Inanimate objects can take on qualities of the grotesque, such as Peter Carey's monstrous glass church in Oscar and Lucinda.
"There were bush-flies in the church. They did not understand what glass was. There were also three blue-bellied dragon-flies. For one thousand years their progenitors had inhabited that valley without once encountering glass. Suddenly the air was hard where it should have been soft. Likewise the tawny hard-shelled water beetle and the hang-legged wasp. They flew against the glass in panic. They had the wrong intelligence to grasp the nature of glass. They bashed against "nothing" as if they were created only to demonstrate to Oscar Hopkins the limitations of his own understanding, his ignorance of God, and that the walls of hell itself might be made of something like this, unimaginable, contradictory, impossible" (Oscar and Lucinda, p. 418).
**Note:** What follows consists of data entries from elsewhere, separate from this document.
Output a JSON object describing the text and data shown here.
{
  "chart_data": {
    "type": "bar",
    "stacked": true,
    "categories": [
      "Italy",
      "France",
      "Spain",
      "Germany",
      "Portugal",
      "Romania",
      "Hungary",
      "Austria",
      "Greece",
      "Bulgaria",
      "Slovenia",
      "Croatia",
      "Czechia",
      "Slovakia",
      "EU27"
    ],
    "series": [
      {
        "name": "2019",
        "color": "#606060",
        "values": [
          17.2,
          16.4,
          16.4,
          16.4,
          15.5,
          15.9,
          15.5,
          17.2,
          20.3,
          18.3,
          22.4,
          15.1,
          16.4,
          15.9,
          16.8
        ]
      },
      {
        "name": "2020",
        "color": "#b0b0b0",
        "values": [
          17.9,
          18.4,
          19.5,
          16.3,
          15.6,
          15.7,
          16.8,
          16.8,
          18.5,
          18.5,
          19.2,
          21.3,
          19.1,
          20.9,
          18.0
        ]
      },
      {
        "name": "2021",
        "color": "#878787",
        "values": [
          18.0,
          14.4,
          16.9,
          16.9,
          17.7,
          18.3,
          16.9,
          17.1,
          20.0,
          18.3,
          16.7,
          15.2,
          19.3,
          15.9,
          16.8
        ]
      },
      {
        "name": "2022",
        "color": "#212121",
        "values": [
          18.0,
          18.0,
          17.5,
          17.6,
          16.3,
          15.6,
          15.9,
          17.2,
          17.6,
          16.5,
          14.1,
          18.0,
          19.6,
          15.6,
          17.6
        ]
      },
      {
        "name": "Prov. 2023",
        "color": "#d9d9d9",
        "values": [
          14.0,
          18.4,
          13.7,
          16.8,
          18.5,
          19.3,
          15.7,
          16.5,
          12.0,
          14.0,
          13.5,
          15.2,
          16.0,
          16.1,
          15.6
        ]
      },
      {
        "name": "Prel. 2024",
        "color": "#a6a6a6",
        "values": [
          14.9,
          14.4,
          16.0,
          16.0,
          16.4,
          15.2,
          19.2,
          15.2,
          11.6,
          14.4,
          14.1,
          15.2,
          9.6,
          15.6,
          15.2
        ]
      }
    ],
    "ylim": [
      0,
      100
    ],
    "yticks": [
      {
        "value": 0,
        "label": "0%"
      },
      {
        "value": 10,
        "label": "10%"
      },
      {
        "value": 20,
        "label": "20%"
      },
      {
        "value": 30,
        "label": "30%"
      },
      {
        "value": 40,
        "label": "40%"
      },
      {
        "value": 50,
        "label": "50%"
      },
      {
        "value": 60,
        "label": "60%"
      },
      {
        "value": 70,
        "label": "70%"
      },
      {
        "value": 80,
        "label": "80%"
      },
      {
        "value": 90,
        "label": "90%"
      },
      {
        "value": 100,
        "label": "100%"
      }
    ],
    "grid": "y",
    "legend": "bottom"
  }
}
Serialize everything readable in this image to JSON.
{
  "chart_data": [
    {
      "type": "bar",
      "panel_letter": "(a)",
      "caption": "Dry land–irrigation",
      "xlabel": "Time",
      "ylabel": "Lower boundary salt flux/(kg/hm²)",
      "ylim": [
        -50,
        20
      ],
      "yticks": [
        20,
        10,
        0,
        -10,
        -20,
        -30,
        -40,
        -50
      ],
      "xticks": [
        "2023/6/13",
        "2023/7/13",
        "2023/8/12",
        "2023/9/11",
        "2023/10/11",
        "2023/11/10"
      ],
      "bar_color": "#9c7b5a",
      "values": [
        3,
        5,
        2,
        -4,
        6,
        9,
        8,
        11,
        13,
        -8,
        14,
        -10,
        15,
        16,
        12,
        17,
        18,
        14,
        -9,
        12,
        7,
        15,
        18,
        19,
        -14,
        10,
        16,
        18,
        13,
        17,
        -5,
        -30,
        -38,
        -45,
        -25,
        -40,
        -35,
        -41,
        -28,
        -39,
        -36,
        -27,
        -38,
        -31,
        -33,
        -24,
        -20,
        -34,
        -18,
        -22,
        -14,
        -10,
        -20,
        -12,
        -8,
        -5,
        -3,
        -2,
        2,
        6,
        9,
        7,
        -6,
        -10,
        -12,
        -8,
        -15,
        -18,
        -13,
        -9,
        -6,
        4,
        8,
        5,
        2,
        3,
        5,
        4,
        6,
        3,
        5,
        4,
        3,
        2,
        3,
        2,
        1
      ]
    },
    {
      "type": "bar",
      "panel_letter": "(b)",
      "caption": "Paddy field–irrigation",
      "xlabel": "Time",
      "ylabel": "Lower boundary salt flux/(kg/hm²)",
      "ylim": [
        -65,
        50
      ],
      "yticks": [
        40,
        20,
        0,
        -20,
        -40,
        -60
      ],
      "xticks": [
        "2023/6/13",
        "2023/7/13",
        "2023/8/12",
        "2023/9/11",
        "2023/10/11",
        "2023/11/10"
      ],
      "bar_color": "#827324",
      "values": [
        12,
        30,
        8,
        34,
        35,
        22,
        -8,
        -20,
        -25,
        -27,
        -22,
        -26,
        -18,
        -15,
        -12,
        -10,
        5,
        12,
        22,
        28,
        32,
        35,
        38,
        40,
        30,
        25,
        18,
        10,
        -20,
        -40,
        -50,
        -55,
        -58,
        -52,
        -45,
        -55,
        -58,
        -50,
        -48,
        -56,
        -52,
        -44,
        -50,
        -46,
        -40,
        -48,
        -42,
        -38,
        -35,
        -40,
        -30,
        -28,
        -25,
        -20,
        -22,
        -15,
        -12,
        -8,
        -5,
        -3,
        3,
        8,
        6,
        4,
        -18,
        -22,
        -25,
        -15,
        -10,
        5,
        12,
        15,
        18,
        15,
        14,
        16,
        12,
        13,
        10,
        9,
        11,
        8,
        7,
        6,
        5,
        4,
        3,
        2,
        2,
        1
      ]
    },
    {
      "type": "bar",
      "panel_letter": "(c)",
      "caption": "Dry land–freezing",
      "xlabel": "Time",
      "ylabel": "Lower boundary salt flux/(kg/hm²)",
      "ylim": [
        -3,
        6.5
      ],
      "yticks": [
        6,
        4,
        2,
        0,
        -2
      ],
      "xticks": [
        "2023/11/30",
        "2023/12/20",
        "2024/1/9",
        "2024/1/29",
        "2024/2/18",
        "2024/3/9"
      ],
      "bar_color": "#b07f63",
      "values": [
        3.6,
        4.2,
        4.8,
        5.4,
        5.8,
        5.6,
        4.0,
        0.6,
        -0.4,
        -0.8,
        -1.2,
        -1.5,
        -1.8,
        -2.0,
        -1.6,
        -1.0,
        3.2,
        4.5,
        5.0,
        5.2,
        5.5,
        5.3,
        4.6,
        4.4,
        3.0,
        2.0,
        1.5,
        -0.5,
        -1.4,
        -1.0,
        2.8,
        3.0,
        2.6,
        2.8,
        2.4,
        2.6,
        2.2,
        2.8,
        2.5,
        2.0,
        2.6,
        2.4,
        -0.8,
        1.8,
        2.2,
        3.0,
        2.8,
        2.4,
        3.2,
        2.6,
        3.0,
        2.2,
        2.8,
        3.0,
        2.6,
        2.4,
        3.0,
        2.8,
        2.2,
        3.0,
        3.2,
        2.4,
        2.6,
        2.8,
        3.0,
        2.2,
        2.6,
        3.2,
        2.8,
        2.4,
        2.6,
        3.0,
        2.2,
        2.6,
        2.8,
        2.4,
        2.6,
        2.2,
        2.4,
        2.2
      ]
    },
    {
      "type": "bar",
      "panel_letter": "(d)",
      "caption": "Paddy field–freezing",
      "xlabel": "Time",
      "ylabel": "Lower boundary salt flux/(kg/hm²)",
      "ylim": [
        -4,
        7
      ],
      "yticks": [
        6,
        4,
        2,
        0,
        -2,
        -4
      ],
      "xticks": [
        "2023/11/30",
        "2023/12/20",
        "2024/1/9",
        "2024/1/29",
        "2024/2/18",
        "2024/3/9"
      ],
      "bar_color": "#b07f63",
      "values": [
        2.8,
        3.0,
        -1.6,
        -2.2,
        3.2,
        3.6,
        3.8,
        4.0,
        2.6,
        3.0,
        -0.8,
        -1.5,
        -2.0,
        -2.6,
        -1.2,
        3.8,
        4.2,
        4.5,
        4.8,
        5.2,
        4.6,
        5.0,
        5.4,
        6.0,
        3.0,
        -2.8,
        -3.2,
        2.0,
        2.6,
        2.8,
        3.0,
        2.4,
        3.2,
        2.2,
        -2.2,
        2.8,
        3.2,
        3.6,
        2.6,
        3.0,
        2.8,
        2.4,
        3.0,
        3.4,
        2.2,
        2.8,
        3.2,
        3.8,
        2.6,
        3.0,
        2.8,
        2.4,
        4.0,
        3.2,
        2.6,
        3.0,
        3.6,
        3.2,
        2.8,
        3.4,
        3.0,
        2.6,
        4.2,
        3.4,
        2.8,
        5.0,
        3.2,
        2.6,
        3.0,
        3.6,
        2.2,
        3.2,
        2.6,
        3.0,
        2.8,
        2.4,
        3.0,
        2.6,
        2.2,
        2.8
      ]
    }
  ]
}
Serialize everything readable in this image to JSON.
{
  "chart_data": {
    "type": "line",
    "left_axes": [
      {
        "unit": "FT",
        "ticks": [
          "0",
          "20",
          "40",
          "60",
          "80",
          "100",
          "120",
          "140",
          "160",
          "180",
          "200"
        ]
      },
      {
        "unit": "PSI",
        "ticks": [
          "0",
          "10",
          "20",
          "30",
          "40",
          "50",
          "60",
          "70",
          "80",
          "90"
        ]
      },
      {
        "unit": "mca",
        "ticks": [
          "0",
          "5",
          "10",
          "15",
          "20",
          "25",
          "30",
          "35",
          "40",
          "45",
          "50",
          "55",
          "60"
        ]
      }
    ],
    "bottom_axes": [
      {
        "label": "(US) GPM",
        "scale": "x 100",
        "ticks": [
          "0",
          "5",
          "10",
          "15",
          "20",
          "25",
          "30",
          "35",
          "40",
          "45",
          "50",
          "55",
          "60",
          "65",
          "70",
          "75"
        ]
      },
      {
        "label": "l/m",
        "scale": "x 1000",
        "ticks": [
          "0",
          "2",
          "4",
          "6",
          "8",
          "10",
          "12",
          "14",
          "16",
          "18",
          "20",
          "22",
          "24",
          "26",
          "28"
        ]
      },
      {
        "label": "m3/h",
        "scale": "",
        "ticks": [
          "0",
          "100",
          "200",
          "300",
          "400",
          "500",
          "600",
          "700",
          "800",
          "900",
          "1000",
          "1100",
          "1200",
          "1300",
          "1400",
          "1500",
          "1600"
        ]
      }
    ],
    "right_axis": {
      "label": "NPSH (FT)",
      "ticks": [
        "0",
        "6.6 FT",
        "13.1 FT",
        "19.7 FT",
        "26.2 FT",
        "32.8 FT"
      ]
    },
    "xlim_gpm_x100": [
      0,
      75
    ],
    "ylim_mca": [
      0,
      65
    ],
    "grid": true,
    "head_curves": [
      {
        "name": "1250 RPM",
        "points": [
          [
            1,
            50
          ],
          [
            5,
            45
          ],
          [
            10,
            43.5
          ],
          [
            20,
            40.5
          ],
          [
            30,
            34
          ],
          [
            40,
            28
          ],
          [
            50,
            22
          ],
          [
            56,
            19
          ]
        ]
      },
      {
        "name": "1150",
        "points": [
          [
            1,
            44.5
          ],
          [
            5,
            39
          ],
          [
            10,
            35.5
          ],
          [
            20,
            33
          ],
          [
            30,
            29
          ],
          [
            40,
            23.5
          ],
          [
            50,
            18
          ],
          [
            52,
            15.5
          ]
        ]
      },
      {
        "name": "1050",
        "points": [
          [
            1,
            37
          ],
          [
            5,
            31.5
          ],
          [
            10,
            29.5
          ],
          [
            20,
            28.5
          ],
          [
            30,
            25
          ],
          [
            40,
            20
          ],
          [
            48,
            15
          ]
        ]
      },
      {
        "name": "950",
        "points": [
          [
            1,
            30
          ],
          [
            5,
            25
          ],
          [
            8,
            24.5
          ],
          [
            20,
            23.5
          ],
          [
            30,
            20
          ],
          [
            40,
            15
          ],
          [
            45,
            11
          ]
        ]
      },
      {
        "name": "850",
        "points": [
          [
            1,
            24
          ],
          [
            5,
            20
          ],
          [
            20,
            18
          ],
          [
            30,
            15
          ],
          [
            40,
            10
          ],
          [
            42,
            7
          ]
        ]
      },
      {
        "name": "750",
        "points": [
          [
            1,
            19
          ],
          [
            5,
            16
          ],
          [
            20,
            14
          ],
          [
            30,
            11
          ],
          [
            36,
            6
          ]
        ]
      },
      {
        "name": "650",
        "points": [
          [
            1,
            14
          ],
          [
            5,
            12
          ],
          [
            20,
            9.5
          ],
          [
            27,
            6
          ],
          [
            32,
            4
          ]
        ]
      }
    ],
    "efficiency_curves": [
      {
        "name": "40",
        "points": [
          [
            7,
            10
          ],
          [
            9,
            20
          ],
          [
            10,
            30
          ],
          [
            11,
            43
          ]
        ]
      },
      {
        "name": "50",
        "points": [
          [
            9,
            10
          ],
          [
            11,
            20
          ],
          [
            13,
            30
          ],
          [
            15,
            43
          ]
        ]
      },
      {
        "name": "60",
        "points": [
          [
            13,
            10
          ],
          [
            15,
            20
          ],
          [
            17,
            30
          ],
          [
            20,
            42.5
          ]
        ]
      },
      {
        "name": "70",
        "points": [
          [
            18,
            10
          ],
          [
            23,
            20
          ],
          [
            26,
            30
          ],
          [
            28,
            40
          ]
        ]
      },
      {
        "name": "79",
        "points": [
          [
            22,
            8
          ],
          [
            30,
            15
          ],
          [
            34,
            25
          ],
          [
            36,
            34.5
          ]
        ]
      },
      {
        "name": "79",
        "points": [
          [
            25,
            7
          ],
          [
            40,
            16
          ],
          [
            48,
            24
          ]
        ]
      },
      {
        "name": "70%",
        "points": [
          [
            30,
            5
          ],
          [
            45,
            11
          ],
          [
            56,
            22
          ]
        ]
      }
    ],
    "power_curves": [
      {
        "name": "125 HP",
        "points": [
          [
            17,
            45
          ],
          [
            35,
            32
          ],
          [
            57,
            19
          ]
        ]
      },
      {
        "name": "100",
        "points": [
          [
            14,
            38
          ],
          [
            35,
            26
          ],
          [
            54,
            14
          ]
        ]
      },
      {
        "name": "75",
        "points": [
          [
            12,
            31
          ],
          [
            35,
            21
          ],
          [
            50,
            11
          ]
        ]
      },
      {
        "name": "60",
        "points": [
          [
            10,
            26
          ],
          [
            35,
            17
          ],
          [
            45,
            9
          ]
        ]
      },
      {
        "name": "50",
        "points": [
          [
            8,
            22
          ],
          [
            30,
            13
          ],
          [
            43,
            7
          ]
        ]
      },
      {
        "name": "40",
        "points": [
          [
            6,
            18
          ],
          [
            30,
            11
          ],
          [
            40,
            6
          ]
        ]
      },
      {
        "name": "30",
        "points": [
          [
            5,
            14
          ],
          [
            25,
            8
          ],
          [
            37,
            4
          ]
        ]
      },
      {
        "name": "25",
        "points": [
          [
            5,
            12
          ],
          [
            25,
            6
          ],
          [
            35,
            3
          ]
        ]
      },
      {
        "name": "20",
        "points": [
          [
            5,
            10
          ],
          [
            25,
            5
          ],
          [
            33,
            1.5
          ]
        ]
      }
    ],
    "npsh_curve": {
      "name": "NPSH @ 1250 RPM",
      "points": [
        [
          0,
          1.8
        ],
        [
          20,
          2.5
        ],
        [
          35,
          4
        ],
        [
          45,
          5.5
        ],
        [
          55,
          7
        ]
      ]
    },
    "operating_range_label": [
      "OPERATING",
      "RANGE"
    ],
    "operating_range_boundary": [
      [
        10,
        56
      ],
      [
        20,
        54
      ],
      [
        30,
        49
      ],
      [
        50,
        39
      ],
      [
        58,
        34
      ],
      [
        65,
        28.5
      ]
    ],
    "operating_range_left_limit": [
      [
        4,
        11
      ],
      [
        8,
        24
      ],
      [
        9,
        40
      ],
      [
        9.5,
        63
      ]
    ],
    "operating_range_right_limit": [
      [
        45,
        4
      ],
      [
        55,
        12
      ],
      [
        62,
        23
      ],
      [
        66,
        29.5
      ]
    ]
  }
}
Carey's glass church epitomizes the dilemma of a belief system built on contradictory and misguided assumptions. Like Sufiya [in Rushdie's Shame], the church represents the "wrong miracle". The church is the distorted creation of Oscar and Lucinda, each of whom imagined its purpose differently than the other. Although supposedly for the children of God, for Oscar the glass church exists as a product of vanity. As Oscar finally admits, "[h]e thought it a conceit, a vanity, a product of the deuce's insinuations into the fancy-factory of his mind." A symbol of colonialism, the glass church represents the importation and oppression of a belief system incompatible with the colonized peoples. Remember Carey's image of all different types of bugs unable to comprehend the nature of the glass?
Glass, while totalizing in structure, is vulnerable once even slightly damaged. The church structure, however, relies on a wooden platform of "two independent entities. Thus when one lighter bobbed it would not be in step with its companion and the result of this was that the foundation of the fragile-bird cage church would shift and twist. Glass, for all its strength under compression, cannot easily tolerate this sort of twisting" (p. 431). At any moment, like other images of the grotesque, it threatens to become "crazed", to explode into shards of glass. Although made up of contradictory elements, Oscar's glass church or belief system is unwilling to admit the existence of those inconsistencies. Throughout the novel until the last chapter, Oscar's unwillingness to acknowledge his own contradictions leaves us, as readers, in a state of unresolved tension similar to the sensation we receive when reading passages of the grotesque.